Fassin fut pris de vertige. Il nageait.

— Et merde ! dit-il. Ça y est, je nage.

— Tu nages ?

— Ben oui, je nage. Tu sais, quand ton esprit se met à tanguer parce que tu te dis : « Eh ! je suis un être humain, et pourtant, je vis à vingt mille années-lumière de chez moi, au milieu d’extraterrestres étranges, d’armes improbables, dans un monde bizarre soumis aux remous de l’histoire et de la politique galactique ! » Voilà, c’est cela, c’est cette sensation.

— Et tu appelles ça comment, déjà ? Tu flottes ? Tu tangues ?

— Non, je nage ! cria Fassin, qui ne parvenait pas à croire que Sal n’avait jamais entendu parler de ce concept.

Il était persuadé que tout le monde connaissait cette expression. Certaines personnes – la plupart des gens, en fait – ne nageaient jamais, mais c’était tout de même une expérience bien connue. Pas seulement des humains, d’ailleurs. Les Habitants, eux, étaient immunisés contre cela. L’expression ne faisait même pas partie de leur vocabulaire.

— Jamais entendu parler, confessa Sal.

— C’est marrant. Je ne croyais pas que…

— Hé ! tu veux que je te montre quelque chose ?
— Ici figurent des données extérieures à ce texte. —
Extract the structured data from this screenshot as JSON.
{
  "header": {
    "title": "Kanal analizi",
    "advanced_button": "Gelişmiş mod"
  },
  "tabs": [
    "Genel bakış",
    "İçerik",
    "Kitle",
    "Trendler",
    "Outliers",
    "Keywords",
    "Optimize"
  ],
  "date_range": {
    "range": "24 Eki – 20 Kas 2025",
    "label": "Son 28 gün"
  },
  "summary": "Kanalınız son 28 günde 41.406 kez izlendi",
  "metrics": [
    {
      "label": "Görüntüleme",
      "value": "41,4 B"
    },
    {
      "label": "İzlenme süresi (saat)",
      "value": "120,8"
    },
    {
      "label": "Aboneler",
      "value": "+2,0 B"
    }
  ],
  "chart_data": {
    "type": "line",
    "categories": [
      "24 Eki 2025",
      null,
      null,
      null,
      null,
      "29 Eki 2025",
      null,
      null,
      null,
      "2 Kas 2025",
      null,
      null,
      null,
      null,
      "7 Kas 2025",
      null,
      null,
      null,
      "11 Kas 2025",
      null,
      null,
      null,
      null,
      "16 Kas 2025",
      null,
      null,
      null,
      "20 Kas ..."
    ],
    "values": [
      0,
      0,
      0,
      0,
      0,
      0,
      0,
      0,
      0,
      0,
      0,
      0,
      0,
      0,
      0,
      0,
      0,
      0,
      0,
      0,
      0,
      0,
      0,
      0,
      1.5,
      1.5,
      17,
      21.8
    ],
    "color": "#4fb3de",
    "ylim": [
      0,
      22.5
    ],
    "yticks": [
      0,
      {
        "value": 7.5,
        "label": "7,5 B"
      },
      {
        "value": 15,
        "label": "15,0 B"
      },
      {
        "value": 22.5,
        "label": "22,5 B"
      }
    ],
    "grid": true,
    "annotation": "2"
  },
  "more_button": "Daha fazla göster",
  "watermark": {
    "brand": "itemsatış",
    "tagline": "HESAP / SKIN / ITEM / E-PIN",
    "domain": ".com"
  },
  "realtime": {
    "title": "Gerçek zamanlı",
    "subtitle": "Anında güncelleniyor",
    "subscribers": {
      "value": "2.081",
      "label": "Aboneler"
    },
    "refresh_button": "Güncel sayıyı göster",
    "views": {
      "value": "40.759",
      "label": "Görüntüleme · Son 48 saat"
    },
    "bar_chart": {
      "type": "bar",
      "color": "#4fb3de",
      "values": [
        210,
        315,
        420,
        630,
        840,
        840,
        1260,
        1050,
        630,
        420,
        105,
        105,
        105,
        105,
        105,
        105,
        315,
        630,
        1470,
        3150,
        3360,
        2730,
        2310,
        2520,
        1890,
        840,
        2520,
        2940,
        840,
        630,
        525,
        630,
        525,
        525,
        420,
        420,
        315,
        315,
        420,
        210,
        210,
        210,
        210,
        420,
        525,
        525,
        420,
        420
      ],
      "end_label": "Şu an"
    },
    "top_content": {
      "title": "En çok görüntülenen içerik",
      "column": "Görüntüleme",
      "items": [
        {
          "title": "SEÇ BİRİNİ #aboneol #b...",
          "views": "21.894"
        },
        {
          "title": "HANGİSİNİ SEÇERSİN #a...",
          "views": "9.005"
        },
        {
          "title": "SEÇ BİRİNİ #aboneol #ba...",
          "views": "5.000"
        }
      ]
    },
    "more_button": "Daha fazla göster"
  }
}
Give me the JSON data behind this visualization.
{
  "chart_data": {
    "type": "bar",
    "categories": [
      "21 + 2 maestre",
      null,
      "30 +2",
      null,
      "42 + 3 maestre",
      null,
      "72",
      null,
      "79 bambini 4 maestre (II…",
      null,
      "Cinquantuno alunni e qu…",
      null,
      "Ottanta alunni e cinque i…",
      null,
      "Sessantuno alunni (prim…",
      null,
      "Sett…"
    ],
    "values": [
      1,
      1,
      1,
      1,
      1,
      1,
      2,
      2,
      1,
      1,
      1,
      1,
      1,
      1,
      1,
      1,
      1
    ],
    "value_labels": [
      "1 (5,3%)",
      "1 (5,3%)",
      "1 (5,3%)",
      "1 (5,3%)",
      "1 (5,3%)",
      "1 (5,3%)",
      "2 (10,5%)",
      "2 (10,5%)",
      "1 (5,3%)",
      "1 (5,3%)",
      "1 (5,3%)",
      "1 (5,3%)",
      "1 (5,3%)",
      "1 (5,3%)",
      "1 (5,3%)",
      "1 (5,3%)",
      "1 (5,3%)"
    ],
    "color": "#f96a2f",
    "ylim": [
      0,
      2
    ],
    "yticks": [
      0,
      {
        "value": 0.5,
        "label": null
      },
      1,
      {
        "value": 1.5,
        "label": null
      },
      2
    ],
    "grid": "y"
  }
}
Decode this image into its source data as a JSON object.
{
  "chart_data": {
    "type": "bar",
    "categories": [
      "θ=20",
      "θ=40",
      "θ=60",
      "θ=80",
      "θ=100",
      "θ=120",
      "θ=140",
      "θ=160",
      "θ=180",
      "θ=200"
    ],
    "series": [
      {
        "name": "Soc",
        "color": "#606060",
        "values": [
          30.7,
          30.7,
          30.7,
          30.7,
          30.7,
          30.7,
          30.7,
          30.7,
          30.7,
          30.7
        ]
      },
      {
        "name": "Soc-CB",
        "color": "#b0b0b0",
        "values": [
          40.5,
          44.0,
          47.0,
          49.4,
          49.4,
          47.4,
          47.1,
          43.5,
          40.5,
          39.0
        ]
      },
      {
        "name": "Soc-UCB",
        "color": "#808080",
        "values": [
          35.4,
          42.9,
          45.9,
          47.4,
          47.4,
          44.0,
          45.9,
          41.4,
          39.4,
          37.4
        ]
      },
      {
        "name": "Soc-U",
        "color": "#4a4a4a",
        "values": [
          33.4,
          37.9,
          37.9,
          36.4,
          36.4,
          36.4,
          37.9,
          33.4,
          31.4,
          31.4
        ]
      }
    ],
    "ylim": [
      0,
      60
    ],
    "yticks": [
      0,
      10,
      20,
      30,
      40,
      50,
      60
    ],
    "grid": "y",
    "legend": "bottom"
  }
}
— Je ne sais pas ce que c’est mais, putain, je veux voir ça tout de suite !

— Suis-moi.

— La dernière fois que…

— On a dit qu’on ne parlait plus de ça.

— Merde ! Ouais, c’est vrai. J’ai rien dit. Montre-moi ce que tu dois me montrer.

— Viens par ici.

— Putain, ouais, on y va.

Fassin suivit Sal jusqu’au bureau de ce dernier, enfoncé dans la paroi de la bâtisse. Le décor était à la hauteur de ce que Fassin aurait pu imaginer s’il s’était donné la peine de réfléchir à la question. Beaucoup de bois, des lumières rasantes et tamisées, des trucs encadrés et un bureau démesuré. Dans un coin, des bouts de métal ou d’une quelconque matière brillante soudés ensemble de façon amusante. Des morceaux de vaisseaux spatiaux, supposa Fassin.

— Là.

— Où ? Qu’est-ce que je suis censé regarder ?

— Ça, répondit Sal en prenant une petite pièce de métal montée sur un socle en bois.

Fassin fit un très gros effort pour réprimer ses tremblements. Il était loin d’être aussi saoul qu’il tentait de le paraître.

— Ouais… C’est quoi ? surjoua-t-il, comme Sal ne semblait rien remarquer.

Saluus souleva l’étrange morceau de métal devant les yeux de Fassin.

— C’est le machin que j’ai pris dans cette saloperie d’épave, mec, dit-il en regardant l’objet fixement, avant de reprendre sa respiration, la lèvre tremblante. C’est le truc que…

Le salaud ne va pas tarder à craquer, pensa Fassin. Il lui posa la main sur l’épaule.